Towards the end of last year, we published a new survey on public opinion regarding health and social care research. Reflecting on the results, I've considered what they mean for our work in the year ahead and beyond.
The key findings that really stood out to me were:
Strong public support: Building on a 2017 poll, the survey continues to show robust public support for health and social care research. A significant 67% of UK adults believe such research enhances health and wellbeing, and 75% expect dignity and respect if they participate in a study.
The importance of public involvement: Most UK adults are more likely to participate in a study where members of the public ensure that participant information is easily understood (55%) and research findings are accessible (54%).
Transparency builds trust and trust builds confidence: People are more confident in research findings if the research process and its outcomes are made public, such as by registering the research on a public register before it starts (65%) and making the results publicly available as soon as possible afterwards (65%).
Diversity in Research: Enabling a diverse mix of people to participate is crucial for understanding how different groups are affected by conditions and any variations in treatment effectiveness. Nearly all adults (88%) believe it's important for health and social care research studies to include a diverse mix of participants, even if it means higher costs (70%) or longer durations (74%).
What this means for our future work
While the findings are largely positive, they also highlight significant areas needing improvement, especially in ensuring all demographic groups feel confident and represented in research. For instance, while 67% of UK adults feeling confident that research enhances health sounds good, it also means 33% are not confident. The survey also found that 30% of Black people were not confident they would be looked after if they participated in a health or social care research study. This is higher than White people (18% not confident). It shows that we still have much work to do to ensure all groups have trust and confidence in research and feel able to participate.
The survey results align with our three-year strategy, Making it easy to do research that people can trust. Understanding, earning, and maintaining public trust is fundamental, as it directly influences participation in research and the acceptance of its findings. We knew the issues raised in the survey were important to public trust, but the survey gives us fresh insights on what we should be focusing on.

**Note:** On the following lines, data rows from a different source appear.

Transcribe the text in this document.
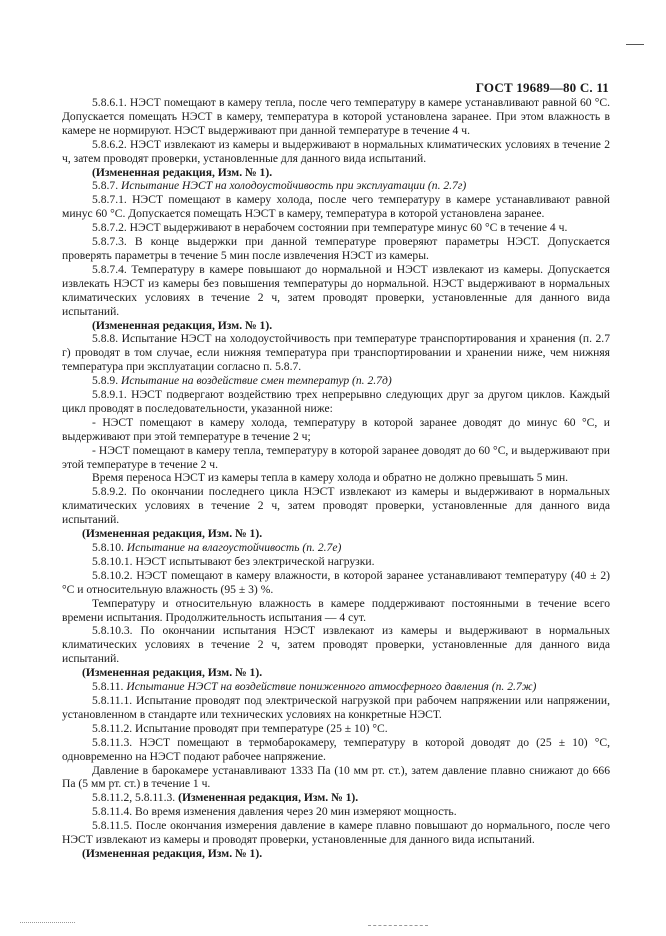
ГОСТ 19689—80 С. 11

5.8.6.1. НЭСТ помещают в камеру тепла, после чего температуру в камере устанавливают равной 60 °С. Допускается помещать НЭСТ в камеру, температура в которой установлена заранее. При этом влажность в камере не нормируют. НЭСТ выдерживают при данной температуре в течение 4 ч.

5.8.6.2. НЭСТ извлекают из камеры и выдерживают в нормальных климатических условиях в течение 2 ч, затем проводят проверки, установленные для данного вида испытаний.

(Измененная редакция, Изм. № 1).

5.8.7. Испытание НЭСТ на холодоустойчивость при эксплуатации (п. 2.7г)

5.8.7.1. НЭСТ помещают в камеру холода, после чего температуру в камере устанавливают равной минус 60 °С. Допускается помещать НЭСТ в камеру, температура в которой установлена заранее.

5.8.7.2. НЭСТ выдерживают в нерабочем состоянии при температуре минус 60 °С в течение 4 ч.

5.8.7.3. В конце выдержки при данной температуре проверяют параметры НЭСТ. Допускается проверять параметры в течение 5 мин после извлечения НЭСТ из камеры.

5.8.7.4. Температуру в камере повышают до нормальной и НЭСТ извлекают из камеры. Допускается извлекать НЭСТ из камеры без повышения температуры до нормальной. НЭСТ выдерживают в нормальных климатических условиях в течение 2 ч, затем проводят проверки, установленные для данного вида испытаний.

(Измененная редакция, Изм. № 1).

5.8.8. Испытание НЭСТ на холодоустойчивость при температуре транспортирования и хранения (п. 2.7 г) проводят в том случае, если нижняя температура при транспортировании и хранении ниже, чем нижняя температура при эксплуатации согласно п. 5.8.7.

5.8.9. Испытание на воздействие смен температур (п. 2.7д)

5.8.9.1. НЭСТ подвергают воздействию трех непрерывно следующих друг за другом циклов. Каждый цикл проводят в последовательности, указанной ниже:

- НЭСТ помещают в камеру холода, температуру в которой заранее доводят до минус 60 °С, и выдерживают при этой температуре в течение 2 ч;

- НЭСТ помещают в камеру тепла, температуру в которой заранее доводят до 60 °С, и выдерживают при этой температуре в течение 2 ч.

Время переноса НЭСТ из камеры тепла в камеру холода и обратно не должно превышать 5 мин.

5.8.9.2. По окончании последнего цикла НЭСТ извлекают из камеры и выдерживают в нормальных климатических условиях в течение 2 ч, затем проводят проверки, установленные для данного вида испытаний.

(Измененная редакция, Изм. № 1).

5.8.10. Испытание на влагоустойчивость (п. 2.7е)

5.8.10.1. НЭСТ испытывают без электрической нагрузки.

5.8.10.2. НЭСТ помещают в камеру влажности, в которой заранее устанавливают температуру (40 ± 2) °С и относительную влажность (95 ± 3) %.

Температуру и относительную влажность в камере поддерживают постоянными в течение всего времени испытания. Продолжительность испытания — 4 сут.

5.8.10.3. По окончании испытания НЭСТ извлекают из камеры и выдерживают в нормальных климатических условиях в течение 2 ч, затем проводят проверки, установленные для данного вида испытаний.

(Измененная редакция, Изм. № 1).

5.8.11. Испытание НЭСТ на воздействие пониженного атмосферного давления (п. 2.7ж)

5.8.11.1. Испытание проводят под электрической нагрузкой при рабочем напряжении или напряжении, установленном в стандарте или технических условиях на конкретные НЭСТ.

5.8.11.2. Испытание проводят при температуре (25 ± 10) °С.

5.8.11.3. НЭСТ помещают в термобарокамеру, температуру в которой доводят до (25 ± 10) °С, одновременно на НЭСТ подают рабочее напряжение.

Давление в барокамере устанавливают 1333 Па (10 мм рт. ст.), затем давление плавно снижают до 666 Па (5 мм рт. ст.) в течение 1 ч.

5.8.11.2, 5.8.11.3. (Измененная редакция, Изм. № 1).

5.8.11.4. Во время изменения давления через 20 мин измеряют мощность.

5.8.11.5. После окончания измерения давление в камере плавно повышают до нормального, после чего НЭСТ извлекают из камеры и проводят проверки, установленные для данного вида испытаний.

(Измененная редакция, Изм. № 1).
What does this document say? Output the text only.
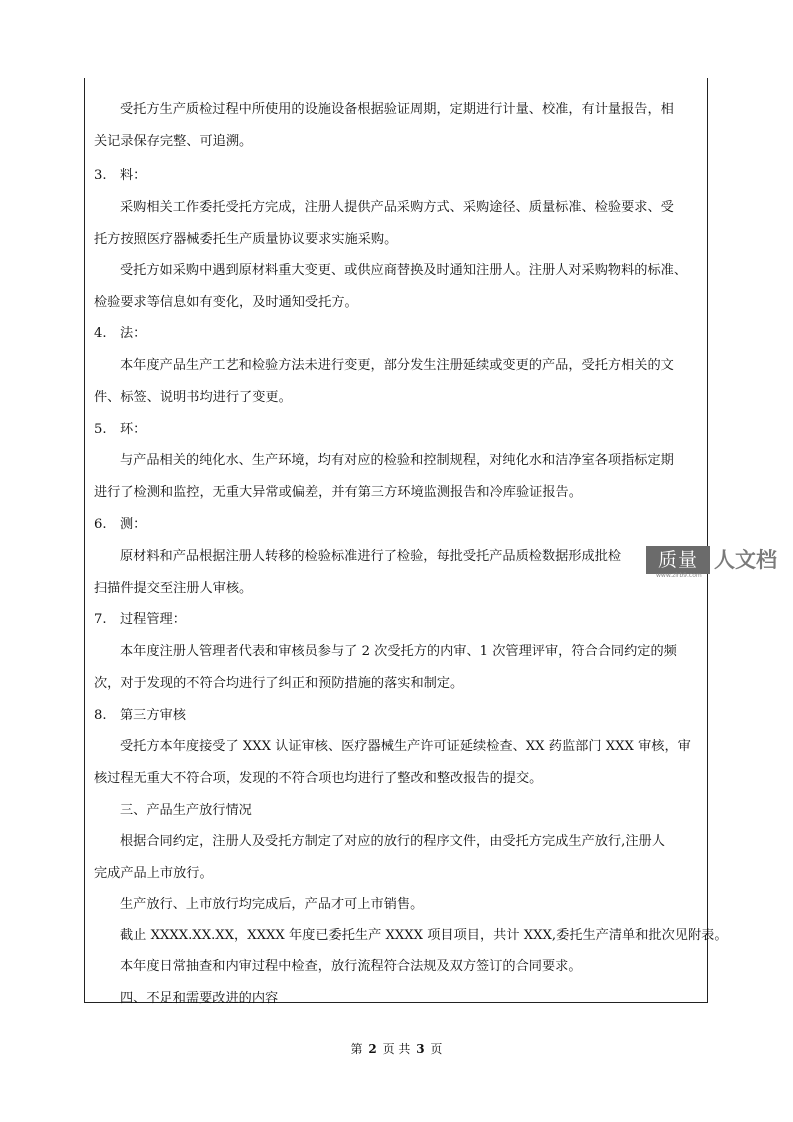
受托方生产质检过程中所使用的设施设备根据验证周期，定期进行计量、校准，有计量报告，相
关记录保存完整、可追溯。
3. 料：
采购相关工作委托受托方完成，注册人提供产品采购方式、采购途径、质量标准、检验要求、受
托方按照医疗器械委托生产质量协议要求实施采购。
受托方如采购中遇到原材料重大变更、或供应商替换及时通知注册人。注册人对采购物料的标准、
检验要求等信息如有变化，及时通知受托方。
4. 法：
本年度产品生产工艺和检验方法未进行变更，部分发生注册延续或变更的产品，受托方相关的文
件、标签、说明书均进行了变更。
5. 环：
与产品相关的纯化水、生产环境，均有对应的检验和控制规程，对纯化水和洁净室各项指标定期
进行了检测和监控，无重大异常或偏差，并有第三方环境监测报告和冷库验证报告。
6. 测：
原材料和产品根据注册人转移的检验标准进行了检验，每批受托产品质检数据形成批检
扫描件提交至注册人审核。
7. 过程管理：
本年度注册人管理者代表和审核员参与了 2 次受托方的内审、1 次管理评审，符合合同约定的频
次，对于发现的不符合均进行了纠正和预防措施的落实和制定。
8. 第三方审核
受托方本年度接受了 XXX 认证审核、医疗器械生产许可证延续检查、XX 药监部门 XXX 审核，审
核过程无重大不符合项，发现的不符合项也均进行了整改和整改报告的提交。
三、产品生产放行情况
根据合同约定，注册人及受托方制定了对应的放行的程序文件，由受托方完成生产放行,注册人
完成产品上市放行。
生产放行、上市放行均完成后，产品才可上市销售。
截止 XXXX.XX.XX，XXXX 年度已委托生产 XXXX 项目项目，共计 XXX,委托生产清单和批次见附表。
本年度日常抽查和内审过程中检查，放行流程符合法规及双方签订的合同要求。
四、不足和需要改进的内容
质量 人文档
www.zlrb9.com
第 2 页 共 3 页
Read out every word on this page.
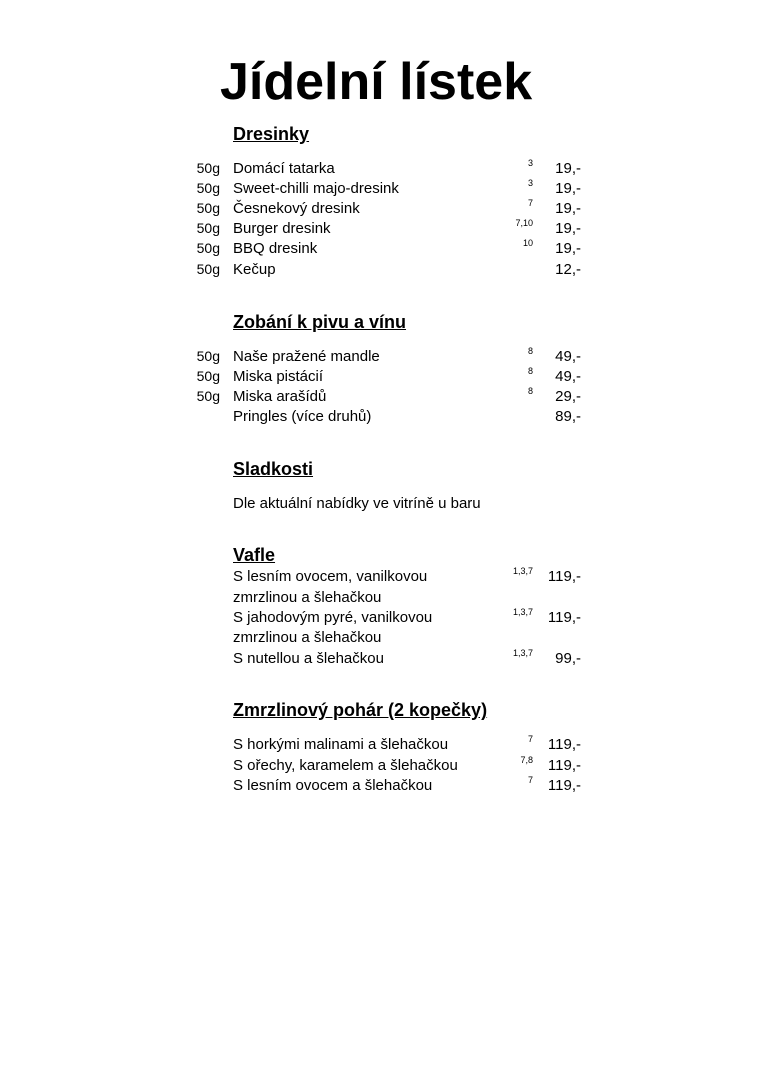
Jídelní lístek
Dresinky
50g Domácí tatarka	3	19,-
50g Sweet-chilli majo-dresink	3	19,-
50g Česnekový dresink	7	19,-
50g Burger dresink	7,10	19,-
50g BBQ dresink	10	19,-
50g Kečup	12,-
Zobání k pivu a vínu
50g Naše pražené mandle	8	49,-
50g Miska pistácií	8	49,-
50g Miska arašídů	8	29,-
Pringles (více druhů)	89,-
Sladkosti
Dle aktuální nabídky ve vitríně u baru
Vafle
S lesním ovocem, vanilkovou	1,3,7 119,-
zmrzlinou a šlehačkou
S jahodovým pyré, vanilkovou	1,3,7 119,-
zmrzlinou a šlehačkou
S nutellou a šlehačkou	1,3,7	99,-
Zmrzlinový pohár (2 kopečky)
S horkými malinami a šlehačkou	7 119,-
S ořechy, karamelem a šlehačkou	7,8 119,-
S lesním ovocem a šlehačkou	7 119,-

We already have some exciting projects underway to address these issues and help increase diversity in research, which we will continue to build on throughout the year. This includes our work with the MHRA to create a diversity and inclusion plan for researchers when they design clinical trials and clinical investigations. We’ll be launching our informal consultation on the draft questions and supporting guidance this year.
As we navigate 2024 and the remaining 18 months of our strategy, these survey insights are invaluable. They not only affirm our current focus but also guide us in our work with patients and the public to ensure health and social care research in the UK is more inclusive, transparent, and trustworthy for all.